[Raymond RADIGUET (1903-1923), écrivain], Bernard GRASSET (1881-1955), éditeur

Lettre signée avec post-scriptum autographe de Jean Cocteau

20 x 27 cm

Très intéressante lettre de l’éditeur Bernard Grasset au moment où il s’apprête à publier le chef-d’œuvre de Radiguet, « le Diable au Corps », qu’il dévoile en avant-première à son correspondant :

« je me fais une joie de vous adresser les bonnes feuilles d’un roman que je vais incessamment publier et qui porte comme titre LE DIABLE AU CORPS. Son auteur Raymond RADIGUET avait à peine dix-sept ans quand il écrivit ce roman. Je ne crois pas que depuis Arthur Rimbaud qui à cet âge avait achevé son œuvre poétique, on se soit trouvé devant un tel phénomène littéraire.

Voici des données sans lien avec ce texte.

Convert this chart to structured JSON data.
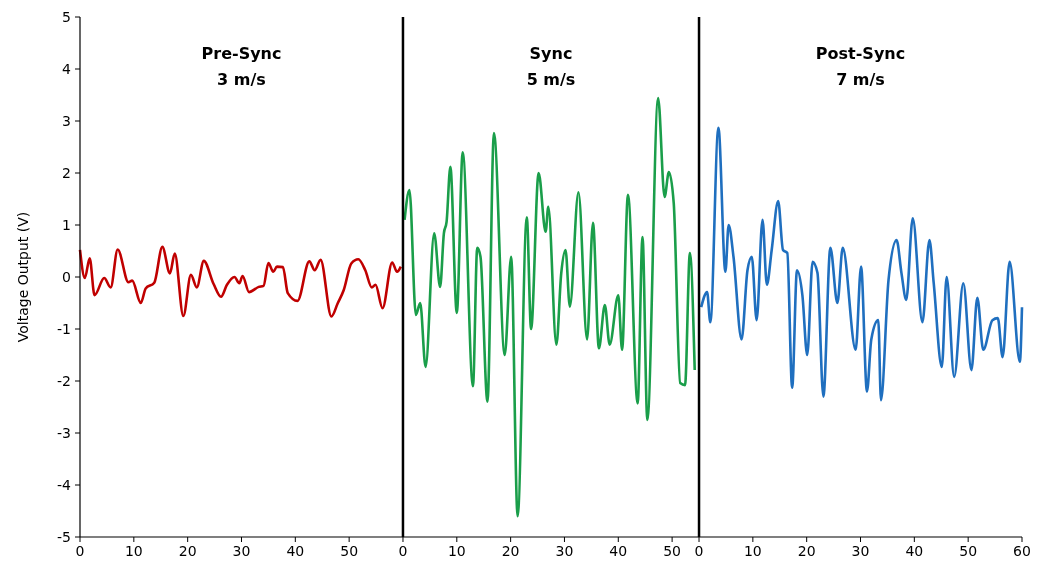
{
  "chart_data": [
    {
      "type": "line",
      "title": "Pre-Sync",
      "subtitle": "3 m/s",
      "ylabel": "Voltage Output (V)",
      "xlim": [
        0,
        60
      ],
      "xticks": [
        0,
        10,
        20,
        30,
        40,
        50
      ],
      "ylim": [
        -5,
        5
      ],
      "yticks": [
        -5,
        -4,
        -3,
        -2,
        -1,
        0,
        1,
        2,
        3,
        4,
        5
      ],
      "x": [
        0,
        0.9,
        1.8,
        2.7,
        4.5,
        5.7,
        7.0,
        9.0,
        9.7,
        11.3,
        12.2,
        13.8,
        15.3,
        16.7,
        17.6,
        19.2,
        20.6,
        21.7,
        23.0,
        24.8,
        26.2,
        27.3,
        28.7,
        29.6,
        30.2,
        31.4,
        33.2,
        34.1,
        35.0,
        35.9,
        36.6,
        37.7,
        38.6,
        40.4,
        42.6,
        43.6,
        44.7,
        46.7,
        47.9,
        49.0,
        50.4,
        51.7,
        53.0,
        54.2,
        54.9,
        56.2,
        58.0,
        58.9,
        59.6
      ],
      "series": [
        {
          "color": "#c00000",
          "values": [
            0.52,
            -0.02,
            0.36,
            -0.35,
            -0.02,
            -0.2,
            0.53,
            -0.1,
            -0.07,
            -0.5,
            -0.22,
            -0.11,
            0.58,
            0.07,
            0.45,
            -0.75,
            0.04,
            -0.2,
            0.31,
            -0.13,
            -0.38,
            -0.15,
            0,
            -0.12,
            0.02,
            -0.29,
            -0.19,
            -0.17,
            0.27,
            0.1,
            0.2,
            0.19,
            -0.31,
            -0.46,
            0.3,
            0.13,
            0.33,
            -0.76,
            -0.5,
            -0.25,
            0.26,
            0.34,
            0.13,
            -0.2,
            -0.15,
            -0.6,
            0.28,
            0.1,
            0.2
          ]
        }
      ]
    },
    {
      "type": "line",
      "title": "Sync",
      "subtitle": "5 m/s",
      "tick_labels": "x",
      "xlim": [
        0,
        55
      ],
      "xticks": [
        0,
        10,
        20,
        30,
        40,
        50
      ],
      "ylim": [
        -5,
        5
      ],
      "x": [
        0.3,
        1.2,
        2.4,
        3.2,
        4.2,
        5.8,
        6.9,
        7.6,
        8.1,
        8.8,
        10.0,
        11.1,
        13.0,
        13.8,
        14.4,
        15.7,
        16.9,
        18.9,
        20.1,
        21.3,
        23.0,
        23.8,
        25.2,
        26.5,
        27.0,
        28.5,
        29.4,
        30.2,
        31.0,
        32.6,
        34.2,
        35.3,
        36.4,
        37.5,
        38.4,
        40.0,
        40.7,
        41.8,
        43.6,
        44.5,
        45.4,
        47.4,
        48.6,
        49.4,
        50.3,
        51.5,
        52.4,
        53.3,
        54.2
      ],
      "series": [
        {
          "color": "#1a9e4a",
          "values": [
            1.1,
            1.67,
            -0.73,
            -0.5,
            -1.73,
            0.84,
            -0.19,
            0.84,
            1.06,
            2.12,
            -0.69,
            2.4,
            -2.1,
            0.56,
            0.39,
            -2.4,
            2.77,
            -1.5,
            0.39,
            -4.6,
            1.15,
            -1.0,
            2.0,
            0.87,
            1.35,
            -1.3,
            0.07,
            0.52,
            -0.57,
            1.63,
            -1.2,
            1.04,
            -1.37,
            -0.54,
            -1.3,
            -0.35,
            -1.4,
            1.58,
            -2.43,
            0.77,
            -2.75,
            3.44,
            1.54,
            2.02,
            1.42,
            -2.04,
            -2.08,
            0.46,
            -1.79
          ]
        }
      ]
    },
    {
      "type": "line",
      "title": "Post-Sync",
      "subtitle": "7 m/s",
      "tick_labels": "x",
      "xlim": [
        0,
        60
      ],
      "xticks": [
        0,
        10,
        20,
        30,
        40,
        50,
        60
      ],
      "ylim": [
        -5,
        5
      ],
      "x": [
        0.4,
        1.5,
        2.1,
        3.6,
        4.9,
        5.5,
        6.4,
        7.9,
        9.0,
        9.8,
        10.7,
        11.8,
        12.6,
        13.5,
        14.7,
        15.6,
        16.4,
        17.3,
        18.2,
        19.2,
        20.1,
        21.1,
        22.0,
        23.1,
        24.4,
        25.7,
        26.7,
        29.1,
        30.1,
        31.2,
        32.0,
        33.3,
        33.8,
        35.2,
        36.7,
        37.6,
        38.5,
        39.7,
        41.5,
        42.8,
        43.6,
        45.1,
        46.0,
        47.4,
        49.1,
        50.6,
        51.7,
        52.8,
        54.5,
        55.5,
        56.4,
        57.7,
        59.6,
        60
      ],
      "series": [
        {
          "color": "#1f6fbf",
          "values": [
            -0.58,
            -0.29,
            -0.87,
            2.87,
            0.1,
            1.0,
            0.39,
            -1.2,
            0.13,
            0.39,
            -0.83,
            1.1,
            -0.15,
            0.52,
            1.46,
            0.52,
            0.46,
            -2.13,
            0.13,
            -0.35,
            -1.5,
            0.29,
            0.08,
            -2.3,
            0.56,
            -0.5,
            0.56,
            -1.4,
            0.2,
            -2.2,
            -1.2,
            -0.83,
            -2.37,
            -0.06,
            0.71,
            0.08,
            -0.44,
            1.13,
            -0.87,
            0.71,
            -0.12,
            -1.73,
            0,
            -1.92,
            -0.12,
            -1.79,
            -0.4,
            -1.4,
            -0.83,
            -0.79,
            -1.54,
            0.29,
            -1.63,
            -0.58
          ]
        }
      ]
    }
  ]
}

Le « DIABLE AU CORPS », c’est le livre d’un enfant qui se voit aux prises avec une aventure d’homme et s’analyse avec une clairvoyance miraculeuse, sans fausse pudeur ni hypocrisie. C’est aussi la guerre vue par des yeux d’enfant et ceci est tellement nouveau que de ce seul point de vue le livre de RADIGUET me paraîtrait mériter une place dans la littérature contemporaine.

Seules les personnes qui prennent « DAPHNIS ET CHLOE » pour un roman libertin se scandaliseront peut-être de ce « DIABLE AU CORPS ». C’est l’impudeur charmante de l’enfance et tous ses mécanismes secrets montrés au grand jour par un maître de dix-sept ans.

Il m’a semblé que ce livre par toutes les qualités et les magnifiques promesses qu’il contient méritait un effort tout particulier. Aussi, avant même de le lancer, je suis infiniment désireux de recueillir les quelques opinions auxquelles je tiens. C’est pour cette raison que je viens vous dire combien je serais heureux de connaître votre jugement sur le livre de RADIGUET avant même qu’il n’ait paru.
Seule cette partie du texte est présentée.